If you are the only user, the query should be fine. In particular, there is no race condition or deadlock within the query itself (between the outer query and the subquery). The manual:
However, a transaction never conflicts with itself.
For concurrent use, the matter may be more complicated. You would be on the safe side with SERIALIZABLE
transaction mode:
BEGIN ISOLATION LEVEL SERIALIZABLE;
UPDATE stuff
SET computed = 'working'
WHERE id = (SELECT id FROM stuff WHERE computed IS NULL LIMIT 1)
RETURNING *
COMMIT;
You need to prepare for serialization failures and retry your query in such a case.
But I am not entirely sure if this isn't overkill. I'll ask @kgrittn to stop by .. he is the expert with concurrency and serializable transactions ..
And he did. :)
Best of both worlds
Run the query in default transaction mode READ COMMITTED
.
For Postgres 9.5 or later use FOR UPDATE SKIP LOCKED
. See:
For older versions recheck the condition computed IS NULL
explicitly in the outer UPDATE
:
UPDATE stuff
SET computed = 'working'
WHERE id = (SELECT id FROM stuff WHERE computed IS NULL LIMIT 1)
AND computed IS NULL;
As @kgrittn's advised in the comment to his answer, this query could come up empty, without having done anything, in the (unlikely) case it got intertwined with a concurrent transaction.
Therefore, it would work much like the first variant in transaction mode SERIALIZABLE
, you would have to retry - just without the performance penalty.
The only problem: While the conflict is very unlikely because the window of opportunity is just so tiny, it can happen under heavy load. You could not tell for sure whether there are finally no more rows left.
If that does not matter (like in your case), you are done here.
If it does, to be absolutely sure, start one more query with explicit locking after you get an empty result. If this comes up empty, you are done. If not, continue.

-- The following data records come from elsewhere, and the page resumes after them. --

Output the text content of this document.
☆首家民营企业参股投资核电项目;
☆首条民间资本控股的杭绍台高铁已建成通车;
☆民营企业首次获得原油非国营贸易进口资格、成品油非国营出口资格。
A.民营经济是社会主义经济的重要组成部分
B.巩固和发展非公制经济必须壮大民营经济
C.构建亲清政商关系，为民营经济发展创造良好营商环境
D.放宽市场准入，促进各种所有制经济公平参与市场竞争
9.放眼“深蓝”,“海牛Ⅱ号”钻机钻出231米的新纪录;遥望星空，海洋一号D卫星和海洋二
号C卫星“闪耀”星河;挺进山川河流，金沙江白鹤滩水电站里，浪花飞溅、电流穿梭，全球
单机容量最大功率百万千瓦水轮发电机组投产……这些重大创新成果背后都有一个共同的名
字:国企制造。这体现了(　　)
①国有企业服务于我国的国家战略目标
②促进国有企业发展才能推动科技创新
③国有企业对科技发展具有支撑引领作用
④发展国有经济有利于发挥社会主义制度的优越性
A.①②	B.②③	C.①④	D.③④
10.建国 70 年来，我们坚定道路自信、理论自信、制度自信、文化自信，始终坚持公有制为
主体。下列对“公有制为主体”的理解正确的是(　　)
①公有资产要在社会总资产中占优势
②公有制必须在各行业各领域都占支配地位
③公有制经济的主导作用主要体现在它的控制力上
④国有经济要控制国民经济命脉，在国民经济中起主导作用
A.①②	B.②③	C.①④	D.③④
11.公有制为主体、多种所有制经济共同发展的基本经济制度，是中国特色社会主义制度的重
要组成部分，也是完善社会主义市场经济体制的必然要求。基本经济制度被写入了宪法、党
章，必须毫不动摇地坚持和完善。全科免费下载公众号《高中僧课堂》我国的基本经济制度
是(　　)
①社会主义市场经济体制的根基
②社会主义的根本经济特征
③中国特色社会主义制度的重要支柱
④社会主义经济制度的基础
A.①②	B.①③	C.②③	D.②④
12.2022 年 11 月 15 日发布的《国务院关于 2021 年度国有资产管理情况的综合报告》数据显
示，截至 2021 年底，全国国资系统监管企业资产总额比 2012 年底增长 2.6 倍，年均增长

In plpgsql it could look like this:
LOOP
UPDATE stuff
SET computed = 'working'
WHERE id = (SELECT id FROM stuff WHERE computed IS NULL
LIMIT 1 FOR UPDATE SKIP LOCKED); -- pg 9.5+
-- WHERE id = (SELECT id FROM stuff WHERE computed IS NULL LIMIT 1)
-- AND computed IS NULL; -- pg 9.4-
CONTINUE WHEN FOUND; -- continue outside loop, may be a nested loop
UPDATE stuff
SET computed = 'working'
WHERE id = (SELECT id FROM stuff WHERE computed IS NULL
LIMIT 1 FOR UPDATE);
EXIT WHEN NOT FOUND; -- exit function (end)
END LOOP;
That should give you the best of both worlds: performance and reliability.